Prevention of meningococcal disease is achieved through antimicrobial prophylaxis of those persons in close contact with the primary carrier. Close contacts are defined as household members, child care center classmates and teachers, or anyone who is directly exposed to oral secretions of the primary carrier through kissing, sharing of drinks, eating utensils or cigarettes. The drug of choice for prophylactic treatment is rifampin, in a dosage of 10 mg per kg per dose orally every 12 hours for two days (maximum: 600 mg per dose). In infants less than one month of age, 5 mg per kg per dose orally every 12 hours for two days is the most common prophylactic regimen. In children less than 12 years of age, a single intramuscular dose of ceftriaxone, 125 mg, and in children 12 years of age or older, 250 mg, is given. In adults, a single oral dose of 500 mg of ciprofloxacin is indicated.

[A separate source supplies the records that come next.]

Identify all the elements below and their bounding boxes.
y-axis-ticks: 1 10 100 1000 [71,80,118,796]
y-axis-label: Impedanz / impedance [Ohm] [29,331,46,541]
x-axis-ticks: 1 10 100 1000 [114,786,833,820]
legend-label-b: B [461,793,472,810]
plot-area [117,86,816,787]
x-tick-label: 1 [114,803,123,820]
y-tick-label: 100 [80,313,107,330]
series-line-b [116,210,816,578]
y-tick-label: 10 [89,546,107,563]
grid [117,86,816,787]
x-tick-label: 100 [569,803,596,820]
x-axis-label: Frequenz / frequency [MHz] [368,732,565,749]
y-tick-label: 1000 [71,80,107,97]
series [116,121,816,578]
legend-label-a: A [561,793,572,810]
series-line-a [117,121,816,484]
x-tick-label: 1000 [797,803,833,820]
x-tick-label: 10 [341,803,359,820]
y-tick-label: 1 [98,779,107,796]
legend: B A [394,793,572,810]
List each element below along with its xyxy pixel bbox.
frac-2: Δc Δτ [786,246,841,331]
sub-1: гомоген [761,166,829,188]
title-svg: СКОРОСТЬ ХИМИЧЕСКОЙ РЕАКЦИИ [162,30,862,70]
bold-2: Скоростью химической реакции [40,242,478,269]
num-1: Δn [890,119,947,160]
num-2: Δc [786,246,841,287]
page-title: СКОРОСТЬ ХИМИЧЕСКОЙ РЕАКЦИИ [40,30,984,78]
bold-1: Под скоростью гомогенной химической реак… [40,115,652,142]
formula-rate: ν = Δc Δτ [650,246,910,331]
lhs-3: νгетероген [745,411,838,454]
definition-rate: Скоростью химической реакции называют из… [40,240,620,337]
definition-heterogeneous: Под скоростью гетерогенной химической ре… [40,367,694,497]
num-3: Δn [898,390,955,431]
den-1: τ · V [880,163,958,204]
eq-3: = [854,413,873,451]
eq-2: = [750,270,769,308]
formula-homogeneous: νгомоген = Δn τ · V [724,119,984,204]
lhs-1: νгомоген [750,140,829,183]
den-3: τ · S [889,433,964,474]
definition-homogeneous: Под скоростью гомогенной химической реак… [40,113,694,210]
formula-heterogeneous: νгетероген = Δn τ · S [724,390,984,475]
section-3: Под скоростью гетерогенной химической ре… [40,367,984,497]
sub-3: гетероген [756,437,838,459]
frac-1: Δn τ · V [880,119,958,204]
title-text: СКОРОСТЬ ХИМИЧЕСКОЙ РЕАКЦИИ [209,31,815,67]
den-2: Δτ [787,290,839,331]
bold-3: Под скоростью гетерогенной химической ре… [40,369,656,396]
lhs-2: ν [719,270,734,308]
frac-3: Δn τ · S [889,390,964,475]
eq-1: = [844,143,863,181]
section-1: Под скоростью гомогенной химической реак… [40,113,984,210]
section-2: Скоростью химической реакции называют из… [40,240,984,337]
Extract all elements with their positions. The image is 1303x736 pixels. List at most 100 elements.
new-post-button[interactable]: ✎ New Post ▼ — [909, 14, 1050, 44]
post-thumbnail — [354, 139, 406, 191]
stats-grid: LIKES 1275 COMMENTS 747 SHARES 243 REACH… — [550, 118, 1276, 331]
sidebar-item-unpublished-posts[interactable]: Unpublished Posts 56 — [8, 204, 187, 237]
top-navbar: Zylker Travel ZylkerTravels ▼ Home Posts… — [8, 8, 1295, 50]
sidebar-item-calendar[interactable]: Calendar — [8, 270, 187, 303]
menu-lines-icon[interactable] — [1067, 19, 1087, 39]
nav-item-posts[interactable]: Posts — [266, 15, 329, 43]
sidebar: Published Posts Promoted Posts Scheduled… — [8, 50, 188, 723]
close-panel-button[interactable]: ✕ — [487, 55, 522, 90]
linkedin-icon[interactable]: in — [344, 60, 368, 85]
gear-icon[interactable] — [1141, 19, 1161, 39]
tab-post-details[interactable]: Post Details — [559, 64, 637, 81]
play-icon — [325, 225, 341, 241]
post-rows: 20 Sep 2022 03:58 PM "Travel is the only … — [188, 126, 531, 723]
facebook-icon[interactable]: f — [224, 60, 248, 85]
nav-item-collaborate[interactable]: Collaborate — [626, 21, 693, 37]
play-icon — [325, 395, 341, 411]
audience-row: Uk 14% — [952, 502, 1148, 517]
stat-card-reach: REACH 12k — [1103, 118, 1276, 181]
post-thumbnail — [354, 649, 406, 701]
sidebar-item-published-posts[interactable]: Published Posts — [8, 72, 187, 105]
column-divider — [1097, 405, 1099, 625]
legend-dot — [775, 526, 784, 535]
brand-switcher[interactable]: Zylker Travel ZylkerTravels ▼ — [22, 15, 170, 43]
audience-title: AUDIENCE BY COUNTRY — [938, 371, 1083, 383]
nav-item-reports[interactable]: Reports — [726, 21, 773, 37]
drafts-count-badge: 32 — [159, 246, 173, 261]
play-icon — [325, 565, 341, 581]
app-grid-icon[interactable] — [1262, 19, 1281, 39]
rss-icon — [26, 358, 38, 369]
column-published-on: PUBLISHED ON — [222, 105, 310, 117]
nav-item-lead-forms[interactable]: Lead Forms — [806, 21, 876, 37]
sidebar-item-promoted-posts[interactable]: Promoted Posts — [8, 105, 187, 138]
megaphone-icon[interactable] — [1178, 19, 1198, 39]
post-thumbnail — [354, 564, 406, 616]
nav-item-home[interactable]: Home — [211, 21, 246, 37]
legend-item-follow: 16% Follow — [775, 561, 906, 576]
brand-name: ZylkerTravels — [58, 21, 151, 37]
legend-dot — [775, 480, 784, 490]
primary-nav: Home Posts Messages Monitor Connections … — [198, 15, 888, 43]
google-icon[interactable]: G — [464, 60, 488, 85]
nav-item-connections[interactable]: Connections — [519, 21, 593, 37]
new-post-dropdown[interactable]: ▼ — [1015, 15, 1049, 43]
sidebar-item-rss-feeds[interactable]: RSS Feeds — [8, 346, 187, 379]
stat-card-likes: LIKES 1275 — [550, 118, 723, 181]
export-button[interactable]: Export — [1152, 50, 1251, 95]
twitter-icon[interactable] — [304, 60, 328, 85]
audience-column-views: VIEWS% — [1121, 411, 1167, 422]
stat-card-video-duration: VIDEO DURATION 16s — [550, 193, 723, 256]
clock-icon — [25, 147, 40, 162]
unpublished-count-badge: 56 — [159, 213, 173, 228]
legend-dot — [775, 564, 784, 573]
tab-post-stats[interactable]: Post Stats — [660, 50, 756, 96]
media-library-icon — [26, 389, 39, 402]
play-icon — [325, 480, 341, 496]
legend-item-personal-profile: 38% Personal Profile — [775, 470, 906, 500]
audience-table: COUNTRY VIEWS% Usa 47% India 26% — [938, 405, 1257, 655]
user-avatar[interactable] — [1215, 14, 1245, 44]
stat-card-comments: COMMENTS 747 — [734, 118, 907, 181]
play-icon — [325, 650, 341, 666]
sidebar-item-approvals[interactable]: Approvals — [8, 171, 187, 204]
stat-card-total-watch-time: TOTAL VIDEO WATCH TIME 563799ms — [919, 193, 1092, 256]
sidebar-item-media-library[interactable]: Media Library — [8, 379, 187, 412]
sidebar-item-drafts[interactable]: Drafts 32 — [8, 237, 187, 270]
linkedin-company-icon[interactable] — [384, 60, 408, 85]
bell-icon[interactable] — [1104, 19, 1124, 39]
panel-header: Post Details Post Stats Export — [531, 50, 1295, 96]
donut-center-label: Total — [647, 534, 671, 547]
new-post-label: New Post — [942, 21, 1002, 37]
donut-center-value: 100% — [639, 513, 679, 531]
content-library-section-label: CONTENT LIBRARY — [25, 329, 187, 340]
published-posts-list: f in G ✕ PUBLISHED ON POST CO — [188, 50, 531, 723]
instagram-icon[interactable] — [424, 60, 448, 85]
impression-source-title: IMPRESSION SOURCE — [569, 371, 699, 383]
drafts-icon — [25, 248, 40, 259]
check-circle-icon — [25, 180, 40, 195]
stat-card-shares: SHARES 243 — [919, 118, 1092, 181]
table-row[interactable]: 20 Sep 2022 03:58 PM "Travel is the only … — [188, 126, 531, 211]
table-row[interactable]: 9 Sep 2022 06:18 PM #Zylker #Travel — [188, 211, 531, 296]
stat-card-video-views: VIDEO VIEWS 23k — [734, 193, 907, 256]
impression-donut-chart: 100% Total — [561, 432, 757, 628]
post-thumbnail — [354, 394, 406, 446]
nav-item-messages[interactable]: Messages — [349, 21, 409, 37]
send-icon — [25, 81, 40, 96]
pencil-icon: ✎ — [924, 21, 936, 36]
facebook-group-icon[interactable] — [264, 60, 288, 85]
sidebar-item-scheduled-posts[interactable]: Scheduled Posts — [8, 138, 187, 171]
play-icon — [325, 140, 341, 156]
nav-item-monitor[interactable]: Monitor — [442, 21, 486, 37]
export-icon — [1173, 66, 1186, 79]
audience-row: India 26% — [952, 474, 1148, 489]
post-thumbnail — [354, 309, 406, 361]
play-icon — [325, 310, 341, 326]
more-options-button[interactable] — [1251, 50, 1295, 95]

A vaccine is available to control serogroup C meningococcal outbreaks. However, it is not recommended for routine use because the resultant immunity is of limited duration, and it works poorly in children less than 18 to 24 months of age. The vaccine is recommended for travelers to countries in which the disease is hyperendemic or endemic. New generations of vaccines are currently being developed.

Diaz PS. The epidemiology and control of invasive meningococcal disease. Pediatr Infect Dis J. July 1999;18:633–4.